Muncul Beberapa Gangguan Menuju Pergantian Semester

diposting pada tanggal 19 Jul 2017 10.26 oleh Radio RDK UIN Jakarta

Memasuki penghujung waktu semester genap, mahasiswa sudah berlomba-lomba untuk mengurus administrasi perkuliahan. selain itu, mahasiswa rata-rata telah menerima nilai dari mata kuliah yang dijalaninya selama satu semester. Setelah mendapatkan nilai mata kuliah dan mengurus biaya administrasi semester, mahasiswa bersegera untuk mengisi Kartu Rencana Studi (KRS) atau dapat juga disebut jadwal perkuliahan. Mahasiswa biasanya berburu waktu untuk mengisi (KRS) disebabkan oleh beberapa hal seperti menyesuaikan dengan waktu atau bisa juga memilih dosen yang dianggapnya cocok.

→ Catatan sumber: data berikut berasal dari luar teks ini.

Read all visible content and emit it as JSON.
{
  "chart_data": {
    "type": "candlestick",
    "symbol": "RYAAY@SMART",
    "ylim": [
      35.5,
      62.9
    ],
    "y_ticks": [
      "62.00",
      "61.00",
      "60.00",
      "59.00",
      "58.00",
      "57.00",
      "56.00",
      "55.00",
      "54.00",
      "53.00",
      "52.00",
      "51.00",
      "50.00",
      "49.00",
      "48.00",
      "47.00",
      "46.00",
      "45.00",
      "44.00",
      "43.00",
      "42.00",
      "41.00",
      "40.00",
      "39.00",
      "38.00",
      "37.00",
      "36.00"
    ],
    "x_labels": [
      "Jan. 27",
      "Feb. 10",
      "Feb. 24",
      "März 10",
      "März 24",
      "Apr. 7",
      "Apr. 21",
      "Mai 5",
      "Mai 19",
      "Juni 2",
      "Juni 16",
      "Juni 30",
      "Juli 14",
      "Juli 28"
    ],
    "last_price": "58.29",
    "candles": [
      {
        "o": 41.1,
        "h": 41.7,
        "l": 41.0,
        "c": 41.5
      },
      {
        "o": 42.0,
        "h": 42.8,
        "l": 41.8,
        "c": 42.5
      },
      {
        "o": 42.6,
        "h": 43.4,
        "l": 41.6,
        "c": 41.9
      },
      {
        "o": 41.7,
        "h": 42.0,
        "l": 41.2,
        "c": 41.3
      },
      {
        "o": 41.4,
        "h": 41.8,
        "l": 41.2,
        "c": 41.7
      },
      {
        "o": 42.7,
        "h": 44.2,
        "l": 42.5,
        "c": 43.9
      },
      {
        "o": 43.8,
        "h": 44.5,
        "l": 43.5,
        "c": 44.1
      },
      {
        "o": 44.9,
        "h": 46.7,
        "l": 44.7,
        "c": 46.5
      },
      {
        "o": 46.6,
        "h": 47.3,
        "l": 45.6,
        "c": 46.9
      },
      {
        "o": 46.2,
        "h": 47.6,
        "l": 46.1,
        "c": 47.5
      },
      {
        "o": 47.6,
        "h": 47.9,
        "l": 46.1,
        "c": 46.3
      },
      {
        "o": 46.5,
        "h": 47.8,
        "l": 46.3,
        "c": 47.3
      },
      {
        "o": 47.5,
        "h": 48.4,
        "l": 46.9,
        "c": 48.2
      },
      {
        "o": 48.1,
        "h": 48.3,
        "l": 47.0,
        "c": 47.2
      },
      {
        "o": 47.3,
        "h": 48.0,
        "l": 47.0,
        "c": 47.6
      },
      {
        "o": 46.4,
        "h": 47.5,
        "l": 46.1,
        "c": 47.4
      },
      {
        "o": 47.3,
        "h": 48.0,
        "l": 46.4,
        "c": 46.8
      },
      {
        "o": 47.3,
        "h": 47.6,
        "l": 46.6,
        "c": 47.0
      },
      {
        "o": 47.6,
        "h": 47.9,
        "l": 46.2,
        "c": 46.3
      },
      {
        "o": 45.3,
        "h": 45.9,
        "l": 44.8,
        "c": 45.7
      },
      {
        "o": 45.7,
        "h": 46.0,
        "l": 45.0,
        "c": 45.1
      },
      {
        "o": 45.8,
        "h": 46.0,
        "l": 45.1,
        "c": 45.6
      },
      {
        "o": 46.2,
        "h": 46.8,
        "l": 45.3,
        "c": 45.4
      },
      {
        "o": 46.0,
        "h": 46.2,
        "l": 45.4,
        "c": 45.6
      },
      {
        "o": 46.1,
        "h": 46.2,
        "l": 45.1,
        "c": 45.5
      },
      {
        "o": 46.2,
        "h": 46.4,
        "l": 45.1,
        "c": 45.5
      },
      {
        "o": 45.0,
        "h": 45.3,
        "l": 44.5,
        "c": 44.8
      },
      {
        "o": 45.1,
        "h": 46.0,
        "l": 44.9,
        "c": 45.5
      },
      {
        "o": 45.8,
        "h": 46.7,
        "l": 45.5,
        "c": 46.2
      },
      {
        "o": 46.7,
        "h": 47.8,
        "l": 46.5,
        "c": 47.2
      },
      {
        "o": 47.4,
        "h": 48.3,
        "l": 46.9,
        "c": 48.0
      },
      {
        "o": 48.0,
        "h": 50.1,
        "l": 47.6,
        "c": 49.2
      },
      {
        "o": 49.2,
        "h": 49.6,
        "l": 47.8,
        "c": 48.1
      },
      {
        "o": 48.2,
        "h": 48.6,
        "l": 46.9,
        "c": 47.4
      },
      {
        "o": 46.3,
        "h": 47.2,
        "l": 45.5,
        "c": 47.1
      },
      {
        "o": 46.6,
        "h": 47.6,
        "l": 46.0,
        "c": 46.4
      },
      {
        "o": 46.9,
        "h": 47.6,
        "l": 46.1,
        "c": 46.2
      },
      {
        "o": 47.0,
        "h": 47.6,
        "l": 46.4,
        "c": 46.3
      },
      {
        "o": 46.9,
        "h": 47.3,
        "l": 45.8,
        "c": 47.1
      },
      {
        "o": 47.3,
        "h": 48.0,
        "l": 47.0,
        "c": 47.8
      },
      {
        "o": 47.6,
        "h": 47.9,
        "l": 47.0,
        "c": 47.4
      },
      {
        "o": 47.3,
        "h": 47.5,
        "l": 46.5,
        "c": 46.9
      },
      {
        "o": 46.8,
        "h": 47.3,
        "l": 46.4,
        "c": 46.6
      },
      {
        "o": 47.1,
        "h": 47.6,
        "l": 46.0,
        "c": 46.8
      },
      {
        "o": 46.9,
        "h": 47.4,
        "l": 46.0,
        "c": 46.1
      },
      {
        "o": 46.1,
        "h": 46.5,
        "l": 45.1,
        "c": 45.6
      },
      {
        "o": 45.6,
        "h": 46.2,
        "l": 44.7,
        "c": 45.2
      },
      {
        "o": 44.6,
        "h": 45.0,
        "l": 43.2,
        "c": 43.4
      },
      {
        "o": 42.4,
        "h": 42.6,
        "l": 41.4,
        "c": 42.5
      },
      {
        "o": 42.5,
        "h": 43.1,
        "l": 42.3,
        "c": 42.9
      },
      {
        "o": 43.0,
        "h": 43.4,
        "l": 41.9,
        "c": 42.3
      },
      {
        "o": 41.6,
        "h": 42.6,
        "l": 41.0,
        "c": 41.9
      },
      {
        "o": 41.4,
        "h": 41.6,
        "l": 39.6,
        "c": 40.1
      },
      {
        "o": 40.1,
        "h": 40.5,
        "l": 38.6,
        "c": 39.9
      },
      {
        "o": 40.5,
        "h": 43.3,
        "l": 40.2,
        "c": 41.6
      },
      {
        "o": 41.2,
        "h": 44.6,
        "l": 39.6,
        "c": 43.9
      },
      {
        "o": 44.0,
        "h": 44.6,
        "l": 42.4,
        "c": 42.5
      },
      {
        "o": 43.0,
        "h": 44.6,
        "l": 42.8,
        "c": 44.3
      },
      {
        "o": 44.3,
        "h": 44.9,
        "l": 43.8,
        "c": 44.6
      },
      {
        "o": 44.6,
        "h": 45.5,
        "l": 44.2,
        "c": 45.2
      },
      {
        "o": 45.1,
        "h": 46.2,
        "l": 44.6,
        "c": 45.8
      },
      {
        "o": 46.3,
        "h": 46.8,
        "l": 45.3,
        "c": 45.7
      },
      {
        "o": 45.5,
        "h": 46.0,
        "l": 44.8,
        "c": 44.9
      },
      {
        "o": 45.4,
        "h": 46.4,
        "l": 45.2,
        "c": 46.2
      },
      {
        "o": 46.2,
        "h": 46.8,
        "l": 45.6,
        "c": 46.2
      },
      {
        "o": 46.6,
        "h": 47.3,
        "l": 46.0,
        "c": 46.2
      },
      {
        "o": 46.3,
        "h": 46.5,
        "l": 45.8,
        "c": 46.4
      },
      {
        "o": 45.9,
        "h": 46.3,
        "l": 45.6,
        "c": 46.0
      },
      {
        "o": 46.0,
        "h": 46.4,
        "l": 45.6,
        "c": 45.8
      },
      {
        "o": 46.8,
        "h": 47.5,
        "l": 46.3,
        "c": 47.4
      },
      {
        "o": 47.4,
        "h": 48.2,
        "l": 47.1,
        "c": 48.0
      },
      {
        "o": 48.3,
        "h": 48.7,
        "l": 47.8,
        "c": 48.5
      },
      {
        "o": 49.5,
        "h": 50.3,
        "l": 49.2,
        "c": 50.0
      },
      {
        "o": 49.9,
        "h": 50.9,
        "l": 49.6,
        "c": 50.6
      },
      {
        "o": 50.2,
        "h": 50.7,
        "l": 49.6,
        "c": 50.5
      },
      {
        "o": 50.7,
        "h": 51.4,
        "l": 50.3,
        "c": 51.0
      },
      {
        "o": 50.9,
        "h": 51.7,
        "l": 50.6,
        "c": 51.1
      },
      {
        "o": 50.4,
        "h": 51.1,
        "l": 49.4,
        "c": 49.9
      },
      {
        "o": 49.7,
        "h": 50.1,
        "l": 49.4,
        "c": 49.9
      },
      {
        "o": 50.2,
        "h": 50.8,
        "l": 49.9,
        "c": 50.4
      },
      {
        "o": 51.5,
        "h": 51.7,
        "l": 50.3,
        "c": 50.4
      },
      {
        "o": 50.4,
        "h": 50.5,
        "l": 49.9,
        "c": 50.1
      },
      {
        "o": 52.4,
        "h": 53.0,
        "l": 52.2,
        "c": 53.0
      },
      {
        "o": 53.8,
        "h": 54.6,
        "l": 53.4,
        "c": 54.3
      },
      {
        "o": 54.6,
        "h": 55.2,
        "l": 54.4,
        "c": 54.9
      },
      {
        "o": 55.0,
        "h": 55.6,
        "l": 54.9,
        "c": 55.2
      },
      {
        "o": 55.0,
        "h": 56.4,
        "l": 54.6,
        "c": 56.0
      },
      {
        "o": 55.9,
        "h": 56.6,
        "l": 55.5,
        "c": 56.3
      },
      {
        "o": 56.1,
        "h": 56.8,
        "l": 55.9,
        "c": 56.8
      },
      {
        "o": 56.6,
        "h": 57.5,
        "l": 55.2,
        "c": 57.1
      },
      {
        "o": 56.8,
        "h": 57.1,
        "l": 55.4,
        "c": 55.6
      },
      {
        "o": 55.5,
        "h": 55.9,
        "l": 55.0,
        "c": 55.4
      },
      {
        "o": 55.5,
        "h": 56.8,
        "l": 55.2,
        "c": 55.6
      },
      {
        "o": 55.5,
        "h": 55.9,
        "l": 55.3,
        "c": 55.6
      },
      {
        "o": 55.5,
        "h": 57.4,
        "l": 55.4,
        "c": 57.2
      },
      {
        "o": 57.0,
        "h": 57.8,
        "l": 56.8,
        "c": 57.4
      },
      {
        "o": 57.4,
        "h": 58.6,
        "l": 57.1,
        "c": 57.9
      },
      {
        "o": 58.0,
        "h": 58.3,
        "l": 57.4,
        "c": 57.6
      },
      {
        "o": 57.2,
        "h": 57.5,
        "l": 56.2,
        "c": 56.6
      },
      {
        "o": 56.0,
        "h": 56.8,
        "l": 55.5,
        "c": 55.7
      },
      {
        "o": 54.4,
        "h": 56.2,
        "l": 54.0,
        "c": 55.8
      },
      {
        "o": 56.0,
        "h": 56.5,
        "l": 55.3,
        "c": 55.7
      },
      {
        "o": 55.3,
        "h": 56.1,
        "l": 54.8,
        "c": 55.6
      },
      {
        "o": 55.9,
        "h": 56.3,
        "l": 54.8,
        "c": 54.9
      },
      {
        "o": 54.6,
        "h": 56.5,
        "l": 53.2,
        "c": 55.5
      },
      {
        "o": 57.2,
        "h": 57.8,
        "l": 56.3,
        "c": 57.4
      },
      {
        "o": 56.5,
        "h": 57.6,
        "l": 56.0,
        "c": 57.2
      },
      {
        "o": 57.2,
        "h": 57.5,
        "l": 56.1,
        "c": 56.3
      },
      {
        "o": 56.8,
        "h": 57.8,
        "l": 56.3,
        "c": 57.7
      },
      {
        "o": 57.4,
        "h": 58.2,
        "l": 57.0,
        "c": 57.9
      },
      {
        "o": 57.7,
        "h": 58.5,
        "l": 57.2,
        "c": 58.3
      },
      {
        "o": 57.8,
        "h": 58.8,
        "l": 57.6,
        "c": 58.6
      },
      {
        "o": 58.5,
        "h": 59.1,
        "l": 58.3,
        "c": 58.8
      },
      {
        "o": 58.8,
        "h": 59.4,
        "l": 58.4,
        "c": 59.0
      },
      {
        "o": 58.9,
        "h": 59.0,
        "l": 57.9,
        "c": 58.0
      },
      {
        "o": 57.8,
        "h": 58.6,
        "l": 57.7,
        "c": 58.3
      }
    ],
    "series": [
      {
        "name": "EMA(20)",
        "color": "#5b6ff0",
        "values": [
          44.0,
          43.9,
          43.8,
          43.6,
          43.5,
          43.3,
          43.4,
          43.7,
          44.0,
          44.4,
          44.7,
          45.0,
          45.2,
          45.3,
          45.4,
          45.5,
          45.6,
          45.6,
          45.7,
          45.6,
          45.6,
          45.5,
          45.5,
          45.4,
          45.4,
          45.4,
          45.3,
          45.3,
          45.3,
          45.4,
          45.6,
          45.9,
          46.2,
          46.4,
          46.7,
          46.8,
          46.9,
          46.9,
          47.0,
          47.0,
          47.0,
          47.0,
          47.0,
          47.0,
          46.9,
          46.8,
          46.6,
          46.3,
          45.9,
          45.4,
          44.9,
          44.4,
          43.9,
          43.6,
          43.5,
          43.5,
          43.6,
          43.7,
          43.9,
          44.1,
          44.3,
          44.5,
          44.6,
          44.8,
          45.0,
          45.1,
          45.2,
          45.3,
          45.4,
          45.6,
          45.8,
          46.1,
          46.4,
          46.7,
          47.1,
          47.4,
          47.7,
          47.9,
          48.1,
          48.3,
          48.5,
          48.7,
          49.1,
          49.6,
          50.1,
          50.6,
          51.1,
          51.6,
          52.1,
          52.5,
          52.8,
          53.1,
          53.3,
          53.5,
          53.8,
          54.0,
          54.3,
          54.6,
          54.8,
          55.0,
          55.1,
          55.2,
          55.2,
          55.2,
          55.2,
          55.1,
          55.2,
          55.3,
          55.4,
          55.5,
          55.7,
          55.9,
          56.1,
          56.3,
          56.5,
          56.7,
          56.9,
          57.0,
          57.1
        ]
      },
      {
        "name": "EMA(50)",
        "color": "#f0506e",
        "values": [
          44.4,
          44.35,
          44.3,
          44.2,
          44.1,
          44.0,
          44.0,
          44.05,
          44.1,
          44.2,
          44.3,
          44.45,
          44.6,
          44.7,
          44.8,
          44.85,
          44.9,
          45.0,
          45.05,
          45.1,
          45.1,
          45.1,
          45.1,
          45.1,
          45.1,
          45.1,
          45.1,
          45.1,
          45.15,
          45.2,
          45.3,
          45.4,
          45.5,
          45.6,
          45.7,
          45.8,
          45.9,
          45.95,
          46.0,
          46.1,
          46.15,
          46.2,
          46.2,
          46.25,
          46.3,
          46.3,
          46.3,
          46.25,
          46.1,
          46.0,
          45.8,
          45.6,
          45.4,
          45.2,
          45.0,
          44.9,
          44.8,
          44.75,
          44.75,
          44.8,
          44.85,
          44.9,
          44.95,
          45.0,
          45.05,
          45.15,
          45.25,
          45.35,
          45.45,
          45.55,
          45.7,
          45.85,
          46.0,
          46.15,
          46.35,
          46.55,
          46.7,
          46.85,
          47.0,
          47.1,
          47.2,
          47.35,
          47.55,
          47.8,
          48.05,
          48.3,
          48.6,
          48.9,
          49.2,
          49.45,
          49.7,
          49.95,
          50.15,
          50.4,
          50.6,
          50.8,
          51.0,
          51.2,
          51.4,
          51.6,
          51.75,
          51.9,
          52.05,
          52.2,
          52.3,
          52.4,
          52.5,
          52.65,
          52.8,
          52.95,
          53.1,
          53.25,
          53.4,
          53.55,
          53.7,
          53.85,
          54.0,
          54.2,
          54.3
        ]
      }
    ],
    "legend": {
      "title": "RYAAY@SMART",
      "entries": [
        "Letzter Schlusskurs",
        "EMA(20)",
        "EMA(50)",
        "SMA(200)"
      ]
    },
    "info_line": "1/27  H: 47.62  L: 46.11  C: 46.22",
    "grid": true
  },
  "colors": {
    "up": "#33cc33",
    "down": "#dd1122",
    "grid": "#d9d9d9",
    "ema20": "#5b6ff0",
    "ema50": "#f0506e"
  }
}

UIN Jakarta sendiri telah membuka waktu pembayaran dan pengisian KRS sejak tanggal 18 Juli sampai batas waktunya tanggal 16 Agustus mendatang. Mahasiswa yang ingin membayar dapat mendatangi bank nasional setempat. Namun, terdapat beberapa kendala dalam proses pembayaran administrasi dan pengisian KRS tersebut.

Salah satu mahasiswa Fakultas Dakwah dan Ilmu Komunikasi (Fdikom) jurusan Komunikasi dan Penyiaran Islam (KPI) semester 2, Ali Akbar mengatakan, ada beberapa hal yang menghambat proses administrasi tersebut saat dirinya ingin membayar semester ke bank setempat, ternyata harus didahulukan untuk ke gedung akademik UIN Jakarta. “Menurut pegawai bank tersebut, terdapat gangguan yang terjadi sehingga harus mendapat surat dari akademik UIN Jakarta,” ungkap Ali. Ali mengeluh, tidak ada instruksi dari awal terkait prosedur tersebut, sebab pada awal semester 2 mahasiswa dapat langsung membayar di bank setempat dan langsung bisa mengisi KRS. “Selain itu, terdapat gangguan juga pada Academic Information System (AIS), tidak bisa mengisi KRS padahal telah membayar semesteran,” tutur Ali. Menurut Ali, dirinya dan teman-temannya khawatir jika tidak segera mengisi KRS, sebab sulit sekali menentukan jadwal kuliah jika kelas yang tersedia telah penuh.

Menyikapi hal tersebut, sedikit klarifikasi disampaikan oleh salah satu dosen Fdikom Kiky Rizki. Kiky mengatakan, terdapat beberapa kemungkinan mengapa hal itu bisa terjadi. “Menurut pengalaman sebagai pegawai di Fdikom UIN Jakarta, bisa jadi masalah tersebut disebabkan karena ada dosen yang belum memberikan nilai sehingga pengisian KRS belum bisa dilakukan,” jelas Kiky. Kemungkinan lainnya, Kiky mengungkapkan AIS mengalami kesalahan atau eror karena banyak sekali yang mengakses, terlebih baru-baru ini UIN Jakarta baru menerima mahasiswa baru. Kiky menyarankan, mahasiswa bersabar dan terus mencoba dan tidak perlu mengkhawatirkannya.